Further characterization of tumor promoter-mediated activation of protein kinase C. Couturier, Anne; Bazgar, Shah; Castagna, Monique (Inst. Rech. Sci. Cancer, Villejuif 94802, Fr.). Biochem. Biophys. Res. Commun., 121(2), 448-55 (English) 1984. CODEN: BBRCA9. ISSN: 0006-291X. DOCUMENT TYPE: Journal CA Section: 4 (Toxicology) Tumor-promoting phorbol esters activated Ca-sensitive, phospholipid-dependent protein kinase [9026-43-1] C in a reconstituted system. Teleocidin (I) [78474-55-2], a tumor promoter, and mezerein [34807-41-5] also activated the mouse brain enzyme.
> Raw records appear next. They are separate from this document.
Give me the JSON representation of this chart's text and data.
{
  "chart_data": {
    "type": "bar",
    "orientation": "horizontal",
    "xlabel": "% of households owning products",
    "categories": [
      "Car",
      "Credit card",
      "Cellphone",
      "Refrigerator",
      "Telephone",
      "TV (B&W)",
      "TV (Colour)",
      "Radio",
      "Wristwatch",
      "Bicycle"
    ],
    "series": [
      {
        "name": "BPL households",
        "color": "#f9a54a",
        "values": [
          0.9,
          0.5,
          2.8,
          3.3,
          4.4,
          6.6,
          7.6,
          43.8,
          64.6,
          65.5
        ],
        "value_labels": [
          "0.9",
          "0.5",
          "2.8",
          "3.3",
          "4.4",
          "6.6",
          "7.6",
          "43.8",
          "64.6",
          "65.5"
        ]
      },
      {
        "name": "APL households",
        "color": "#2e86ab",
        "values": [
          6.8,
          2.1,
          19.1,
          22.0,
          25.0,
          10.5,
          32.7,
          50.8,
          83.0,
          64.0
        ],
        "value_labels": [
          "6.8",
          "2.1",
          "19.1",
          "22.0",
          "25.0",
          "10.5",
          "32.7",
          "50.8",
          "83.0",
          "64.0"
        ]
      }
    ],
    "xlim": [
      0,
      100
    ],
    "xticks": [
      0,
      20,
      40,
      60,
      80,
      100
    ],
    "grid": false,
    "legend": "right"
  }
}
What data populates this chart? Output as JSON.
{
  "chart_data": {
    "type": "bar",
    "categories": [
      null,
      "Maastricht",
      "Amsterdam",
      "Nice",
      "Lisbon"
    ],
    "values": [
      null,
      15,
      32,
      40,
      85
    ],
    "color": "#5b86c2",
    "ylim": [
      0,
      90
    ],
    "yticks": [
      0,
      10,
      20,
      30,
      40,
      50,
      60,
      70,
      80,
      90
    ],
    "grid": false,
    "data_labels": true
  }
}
Chem. unrelated tumor promoters such as TCDD [1746-01-6], anthralin [1143-38-0], and phenobarbital [50-06-6] were devoid of effect. 1,2-Diolein [2442-61-7] strongly activated the enzyme whereas 1,3-diolein [2465-32-9] and 1,2-distearin [1188-58-5] were poor activators, and 1,3-distearin [504-40-5] was inactive. Although tumor promoter- or diacylglycerol-mediated activation of protein kinase C was obsd. in the presence of 0.5 mM EGTA, the reaction required traces of Ca. Tumor promoters did not prevent an inhibitory action of antipsychotic phenothiazines and local anesthetics.